L’Inter cade allo stadio Olimpico contro la Lazio e perde il primato in classifica, scivolando al terzo posto e restando al terzo posto con 54 punti. Biancocelesti che, invece, adoperano il sorpasso e restano a meno uno dalla Juventus, nuovamente in testa alla classifica da sola. Nerazzurri che passano anche in vantaggio con Ashley Young al 44′, ma subiscono la rimonta nella ripresa con le reti messe a segno da Immobile al 50′ su calcio di rigore e con Milinkovic-Savic al 69′. La squadra di Antonio Conte è chiamata subito a rialzarsi visto che giovedì affronterà il Ludogorets in Bulgaria e la Sampdoria in campionato domenica prossima, alle ore 20:45.

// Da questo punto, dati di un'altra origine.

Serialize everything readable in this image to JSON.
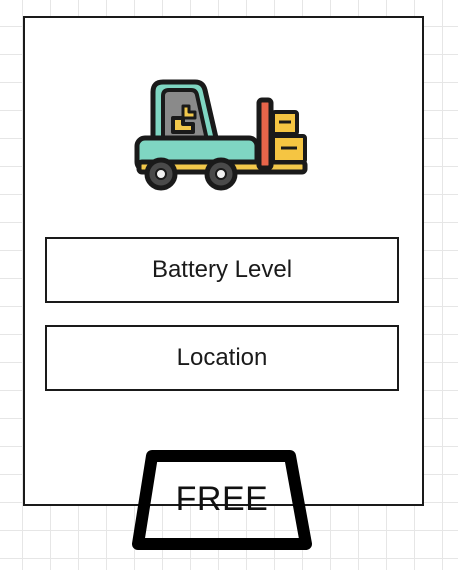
{
  "vehicle_card": {
    "icon": "forklift-icon",
    "fields": {
      "battery_label": "Battery Level",
      "location_label": "Location"
    }
  },
  "status_tag": {
    "label": "FREE"
  },
  "colors": {
    "outline": "#1a1a1a",
    "forklift_body": "#7fd6c2",
    "forklift_seat": "#f2c84b",
    "forklift_cabin": "#8a8a8a",
    "forklift_mast": "#e8654a",
    "forklift_box": "#f5c542"
  }
}
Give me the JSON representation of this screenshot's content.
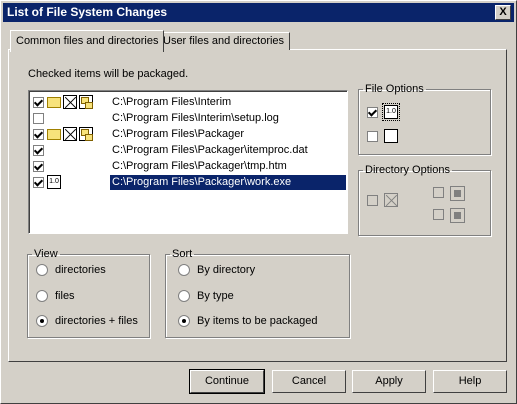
{
  "window": {
    "title": "List of File System Changes",
    "close_glyph": "X"
  },
  "tabs": [
    {
      "label": "Common files and directories",
      "active": true
    },
    {
      "label": "User files and directories",
      "active": false
    }
  ],
  "hint": "Checked items will be packaged.",
  "files": [
    {
      "path": "C:\\Program Files\\Interim",
      "checked": true,
      "icons": [
        "folder-icon",
        "exclude-icon",
        "folders-icon"
      ]
    },
    {
      "path": "C:\\Program Files\\Interim\\setup.log",
      "checked": false,
      "icons": []
    },
    {
      "path": "C:\\Program Files\\Packager",
      "checked": true,
      "icons": [
        "folder-icon",
        "exclude-icon",
        "folders-icon"
      ]
    },
    {
      "path": "C:\\Program Files\\Packager\\itemproc.dat",
      "checked": true,
      "icons": []
    },
    {
      "path": "C:\\Program Files\\Packager\\tmp.htm",
      "checked": true,
      "icons": []
    },
    {
      "path": "C:\\Program Files\\Packager\\work.exe",
      "checked": true,
      "icons": [
        "version-icon"
      ],
      "selected": true
    }
  ],
  "file_options": {
    "legend": "File Options",
    "version_icon_text": "1.0",
    "options": [
      {
        "checked": true
      },
      {
        "checked": false
      }
    ]
  },
  "directory_options": {
    "legend": "Directory Options"
  },
  "view": {
    "legend": "View",
    "options": [
      {
        "label": "directories",
        "checked": false
      },
      {
        "label": "files",
        "checked": false
      },
      {
        "label": "directories + files",
        "checked": true
      }
    ]
  },
  "sort": {
    "legend": "Sort",
    "options": [
      {
        "label": "By directory",
        "checked": false
      },
      {
        "label": "By type",
        "checked": false
      },
      {
        "label": "By items to be packaged",
        "checked": true
      }
    ]
  },
  "buttons": {
    "continue": "Continue",
    "cancel": "Cancel",
    "apply": "Apply",
    "help": "Help"
  }
}
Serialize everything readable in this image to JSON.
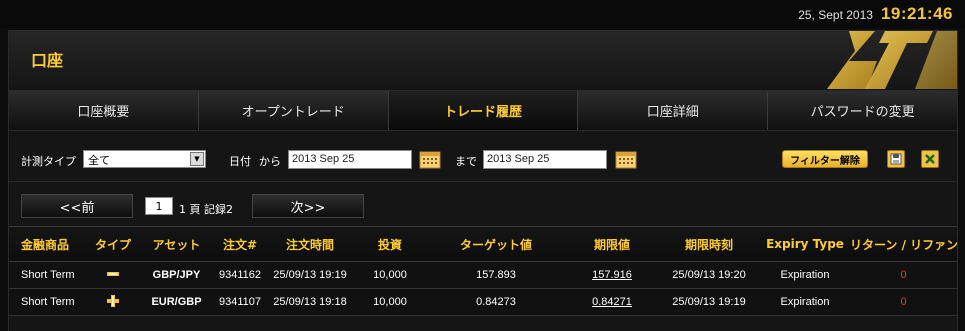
{
  "clock": {
    "date": "25, Sept 2013",
    "time": "19:21:46"
  },
  "header": {
    "title": "口座"
  },
  "tabs": [
    {
      "label": "口座概要"
    },
    {
      "label": "オープントレード"
    },
    {
      "label": "トレード履歴"
    },
    {
      "label": "口座詳細"
    },
    {
      "label": "パスワードの変更"
    }
  ],
  "filters": {
    "type_label": "計測タイプ",
    "type_value": "全て",
    "date_label": "日付",
    "from_label": "から",
    "from_value": "2013 Sep 25",
    "to_label": "まで",
    "to_value": "2013 Sep 25",
    "filter_button": "フィルター解除"
  },
  "pager": {
    "prev": "<<前",
    "page": "1",
    "info": "1 頁 記録2",
    "next": "次>>"
  },
  "table": {
    "headers": [
      "金融商品",
      "タイプ",
      "アセット",
      "注文#",
      "注文時間",
      "投資",
      "ターゲット値",
      "期限値",
      "期限時刻",
      "Expiry Type",
      "リターン / リファンド"
    ],
    "rows": [
      {
        "instrument": "Short Term",
        "type_icon": "down-arrow-icon",
        "asset": "GBP/JPY",
        "order": "9341162",
        "order_time": "25/09/13 19:19",
        "investment": "10,000",
        "target": "157.893",
        "expiry_value": "157.916",
        "expiry_time": "25/09/13 19:20",
        "expiry_type": "Expiration",
        "return": "0"
      },
      {
        "instrument": "Short Term",
        "type_icon": "up-arrow-icon",
        "asset": "EUR/GBP",
        "order": "9341107",
        "order_time": "25/09/13 19:18",
        "investment": "10,000",
        "target": "0.84273",
        "expiry_value": "0.84271",
        "expiry_time": "25/09/13 19:19",
        "expiry_type": "Expiration",
        "return": "0"
      }
    ]
  },
  "colors": {
    "accent": "#ffcc33",
    "negative": "#e0403a"
  }
}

Dove vedere Ludogorets-Inter

Inter, il commento di Conte

Il tecnico dell’Inter, Antonio Conte, ha commentato la sconfitta subita questa sera contro la Lazio allo stadio Olimpico di Roma e che ha portato alla perdita del primato. Queste le parole dell’allenatore nerazzurro:

La prestazione e cosa non è piaciuto: “La prestazione c’è stata, il risultato non mi piace e il modo in cui abbiamo concesso i gol. Abbiamo regalato due gol alla Lazio. Non siamo stati impeccabili e in queste partite i margini d’errore e i dettagli sono decisivi: sui gol abbiamo commesso grosse ingenuità. Fa parte del processo di crescita, i ragazzi devono continuare a lavorare per essere più sereni in queste situazioni. Veniamo da prestazioni in cui siamo stati rimontati, come a Barcellona e a Dortmund: le avevi in pugno e poi hai perso. Dobbiamo fare un percorso e i ragazzi devono lavorare per cercare di affrontare tutte le situazioni nella giusta maniera. Nel primo tempo sembrava fossimo impauriti: ma c’è stato grandissimo impegno e ringrazio i ragazzi”.

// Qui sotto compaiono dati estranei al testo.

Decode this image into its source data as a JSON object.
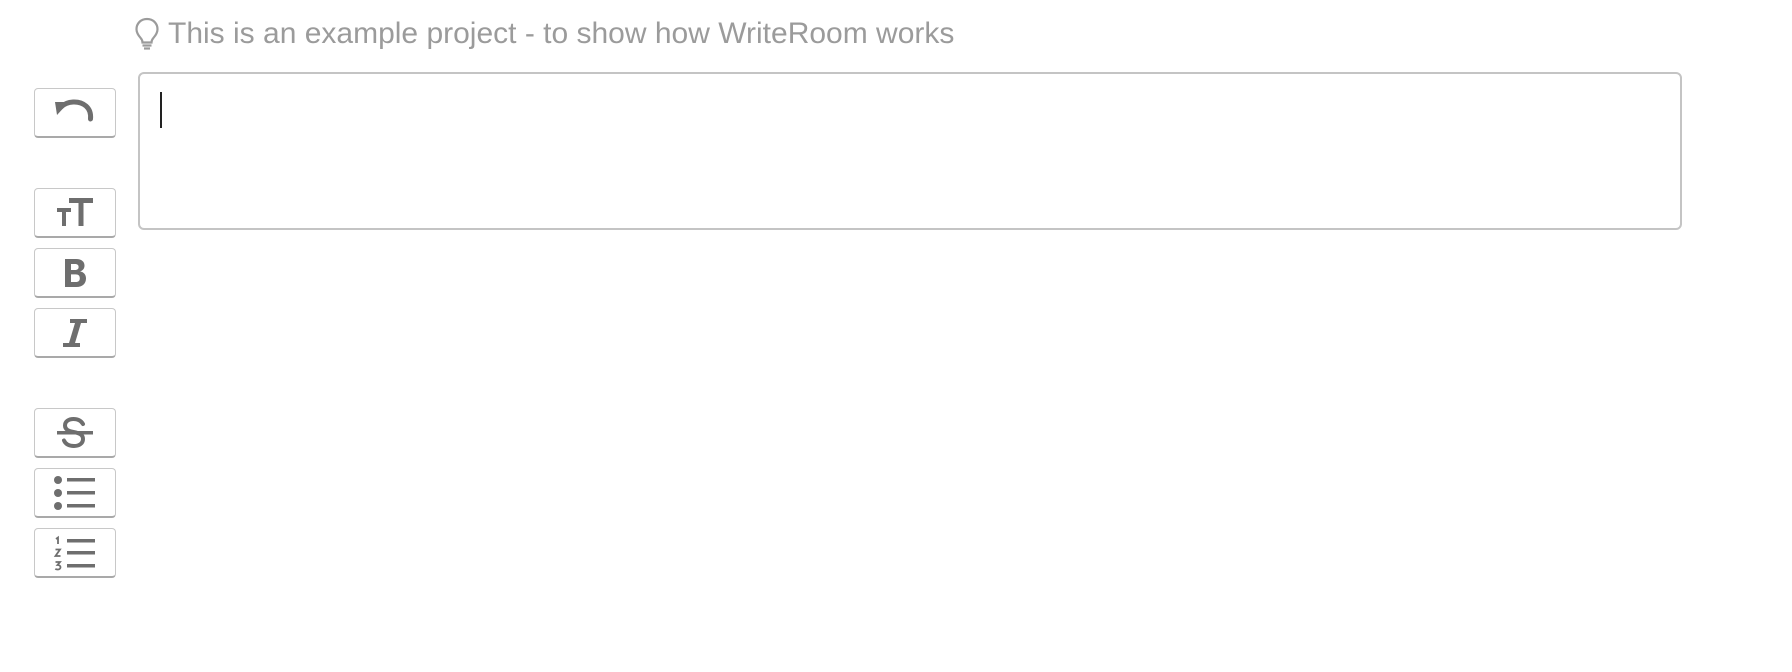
{
  "hint": {
    "icon": "lightbulb-icon",
    "text": "This is an example project - to show how WriteRoom works"
  },
  "editor": {
    "value": ""
  },
  "toolbar": {
    "buttons": [
      {
        "name": "undo-button",
        "icon": "undo-icon"
      },
      {
        "name": "text-size-button",
        "icon": "text-size-icon"
      },
      {
        "name": "bold-button",
        "icon": "bold-icon"
      },
      {
        "name": "italic-button",
        "icon": "italic-icon"
      },
      {
        "name": "strikethrough-button",
        "icon": "strikethrough-icon"
      },
      {
        "name": "bulleted-list-button",
        "icon": "bulleted-list-icon"
      },
      {
        "name": "numbered-list-button",
        "icon": "numbered-list-icon"
      }
    ]
  },
  "colors": {
    "icon": "#6e6e6e",
    "hint_text": "#9b9b9b",
    "border": "#c4c4c4"
  }
}
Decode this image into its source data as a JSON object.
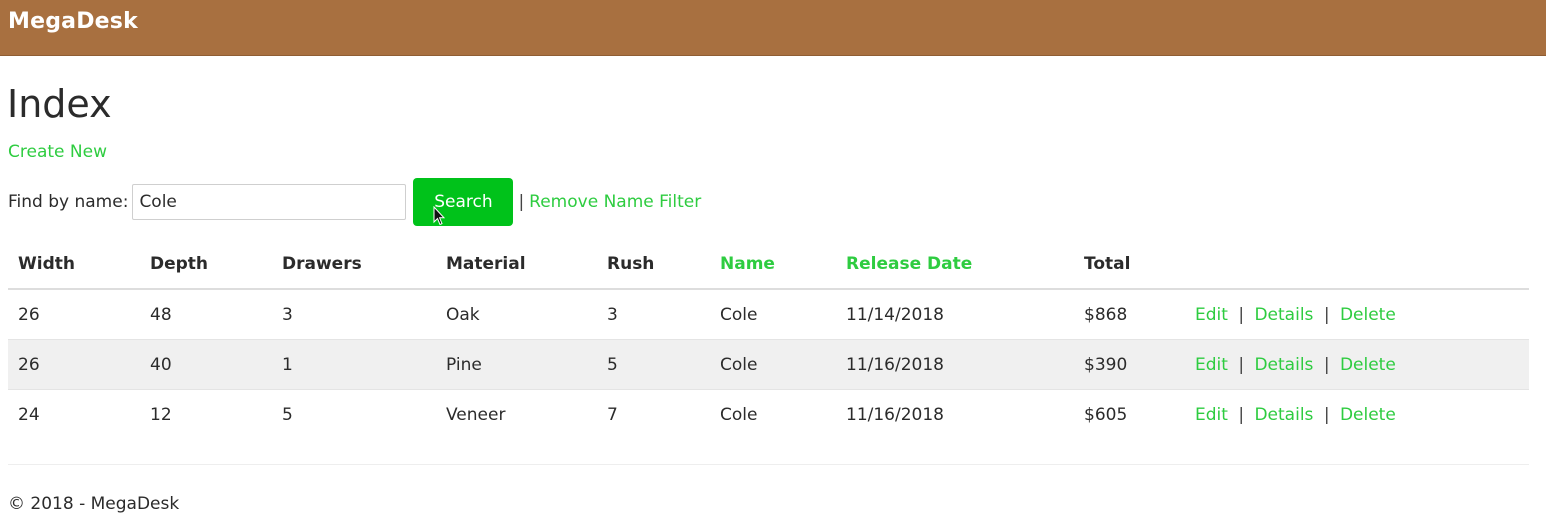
{
  "nav": {
    "brand": "MegaDesk"
  },
  "page": {
    "title": "Index",
    "create_new": "Create New"
  },
  "search": {
    "label": "Find by name:",
    "value": "Cole",
    "button": "Search",
    "separator": "|",
    "remove_filter": "Remove Name Filter"
  },
  "table": {
    "headers": {
      "width": "Width",
      "depth": "Depth",
      "drawers": "Drawers",
      "material": "Material",
      "rush": "Rush",
      "name": "Name",
      "release_date": "Release Date",
      "total": "Total"
    },
    "actions": {
      "edit": "Edit",
      "details": "Details",
      "delete": "Delete",
      "separator": "|"
    },
    "rows": [
      {
        "width": "26",
        "depth": "48",
        "drawers": "3",
        "material": "Oak",
        "rush": "3",
        "name": "Cole",
        "release_date": "11/14/2018",
        "total": "$868"
      },
      {
        "width": "26",
        "depth": "40",
        "drawers": "1",
        "material": "Pine",
        "rush": "5",
        "name": "Cole",
        "release_date": "11/16/2018",
        "total": "$390"
      },
      {
        "width": "24",
        "depth": "12",
        "drawers": "5",
        "material": "Veneer",
        "rush": "7",
        "name": "Cole",
        "release_date": "11/16/2018",
        "total": "$605"
      }
    ]
  },
  "footer": {
    "text": "© 2018 - MegaDesk"
  },
  "colors": {
    "navbar": "#a87040",
    "link": "#2ecc40",
    "button": "#00c21a",
    "stripe": "#f0f0f0"
  },
  "icons": {
    "cursor": "mouse-pointer-icon"
  }
}
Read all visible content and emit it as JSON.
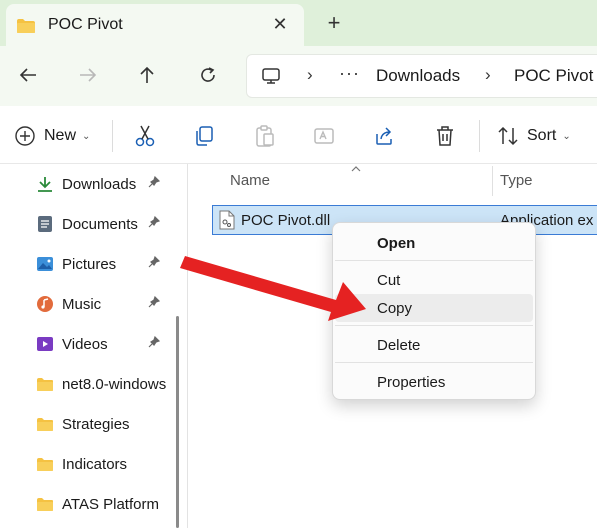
{
  "tab": {
    "title": "POC Pivot",
    "close": "✕",
    "new_tab": "+"
  },
  "address": {
    "overflow": "···",
    "crumbs": [
      "Downloads",
      "POC Pivot"
    ],
    "separator": "›"
  },
  "toolbar": {
    "new_label": "New",
    "sort_label": "Sort",
    "caret": "⌄"
  },
  "sidebar": {
    "items": [
      {
        "label": "Downloads",
        "icon": "download-icon",
        "pinned": true
      },
      {
        "label": "Documents",
        "icon": "document-icon",
        "pinned": true
      },
      {
        "label": "Pictures",
        "icon": "pictures-icon",
        "pinned": true
      },
      {
        "label": "Music",
        "icon": "music-icon",
        "pinned": true
      },
      {
        "label": "Videos",
        "icon": "videos-icon",
        "pinned": true
      },
      {
        "label": "net8.0-windows",
        "icon": "folder-icon",
        "pinned": false
      },
      {
        "label": "Strategies",
        "icon": "folder-icon",
        "pinned": false
      },
      {
        "label": "Indicators",
        "icon": "folder-icon",
        "pinned": false
      },
      {
        "label": "ATAS Platform",
        "icon": "folder-icon",
        "pinned": false
      }
    ]
  },
  "columns": {
    "name": "Name",
    "type": "Type"
  },
  "file": {
    "name": "POC Pivot.dll",
    "type": "Application ex"
  },
  "context_menu": {
    "open": "Open",
    "cut": "Cut",
    "copy": "Copy",
    "delete": "Delete",
    "properties": "Properties"
  },
  "colors": {
    "tab_bar": "#dff0da",
    "selection": "#cce4f7",
    "selection_border": "#3a7bd5",
    "arrow": "#e52222",
    "folder": "#f5c242"
  }
}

Dove migliorare: “Stiamo cercando di dare fastidio in testa alla classifica: essere arrivati a questo scontro diretto in questa maniera deve renderci orgogliosi, ma c’è strada da fare per dare fastidio. La partita è stata molto equilibrata, c’erano due squadre con un’idea precisa che hanno cercato di vincere. E’ stata sfalsata da due gol evitabilissimi: dobbiamo migliorare”.

Crescita e Eriksen

Il tecnico dell’Inter si è soffermato molto sul processo di crescita:

La crescita: “Non voglio entrare nel dettaglio, ma dobbiamo essere più sereni: ci facciamo prendere troppo dalla frenesia, dobbiamo affrontare le situazioni con freddezza. I ragazzi stanno facendo il loro percorso, abbiamo margini importanti: ci devono mettere del loro per migliorare. Dobbiamo crescere a livello di personalità: nel giro palla eravamo timorosi. E’ solo una condizione psicologica: la miglior difesa è l’attacco. Ma sono step che dobbiamo fare: abbiamo ragazzi giovani che hanno cambiato modo di giocare. Non bisogna fasciarsi la testa, è stata una buona prestazione: c’era pressione attorno a questa partita, ma dobbiamo credere in quello che facciamo”.

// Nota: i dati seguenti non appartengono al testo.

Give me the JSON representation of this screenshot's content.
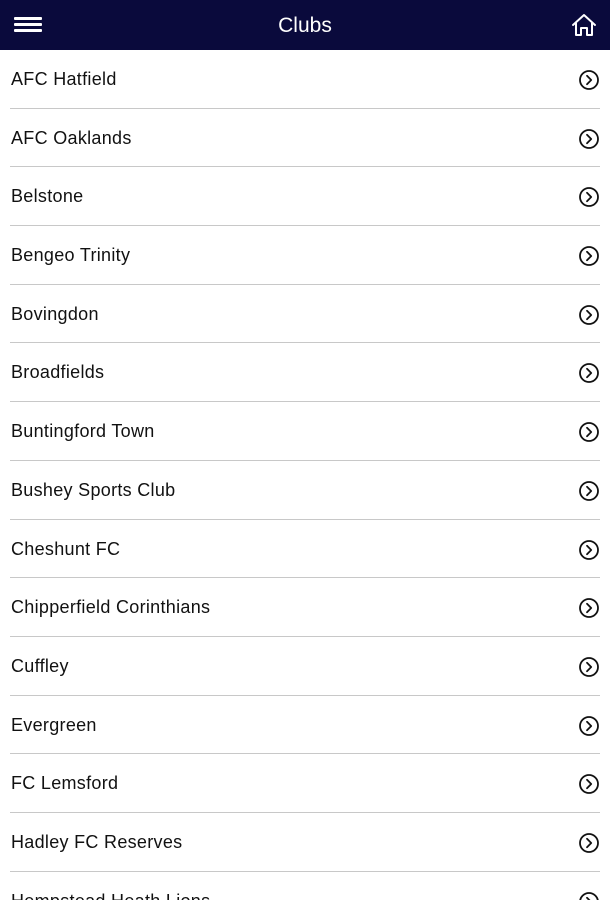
{
  "header": {
    "title": "Clubs",
    "background": "#0a0a3c",
    "menu_icon": "hamburger-menu-icon",
    "home_icon": "home-icon"
  },
  "clubs": [
    {
      "label": "AFC Hatfield"
    },
    {
      "label": "AFC Oaklands"
    },
    {
      "label": "Belstone"
    },
    {
      "label": "Bengeo Trinity"
    },
    {
      "label": "Bovingdon"
    },
    {
      "label": "Broadfields"
    },
    {
      "label": "Buntingford Town"
    },
    {
      "label": "Bushey Sports Club"
    },
    {
      "label": "Cheshunt FC"
    },
    {
      "label": "Chipperfield Corinthians"
    },
    {
      "label": "Cuffley"
    },
    {
      "label": "Evergreen"
    },
    {
      "label": "FC Lemsford"
    },
    {
      "label": "Hadley FC Reserves"
    },
    {
      "label": "Hempstead Heath Lions"
    }
  ],
  "row_icon": "chevron-right-circle-icon"
}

L’impiego di Eriksen: “La prima cosa è sempre l’equilibrio: e devi mettere giocatori che lo concedano. La squadra non si cambia con un giocatore, siamo arrivati qui senza Eriksen. Dobbiamo stare sereni, stiamo cercando di inserire al meglio i nuovi. Dobbiamo continuare a lavorare senza pensare che questo o quell’altro possa cambiare la situazione”.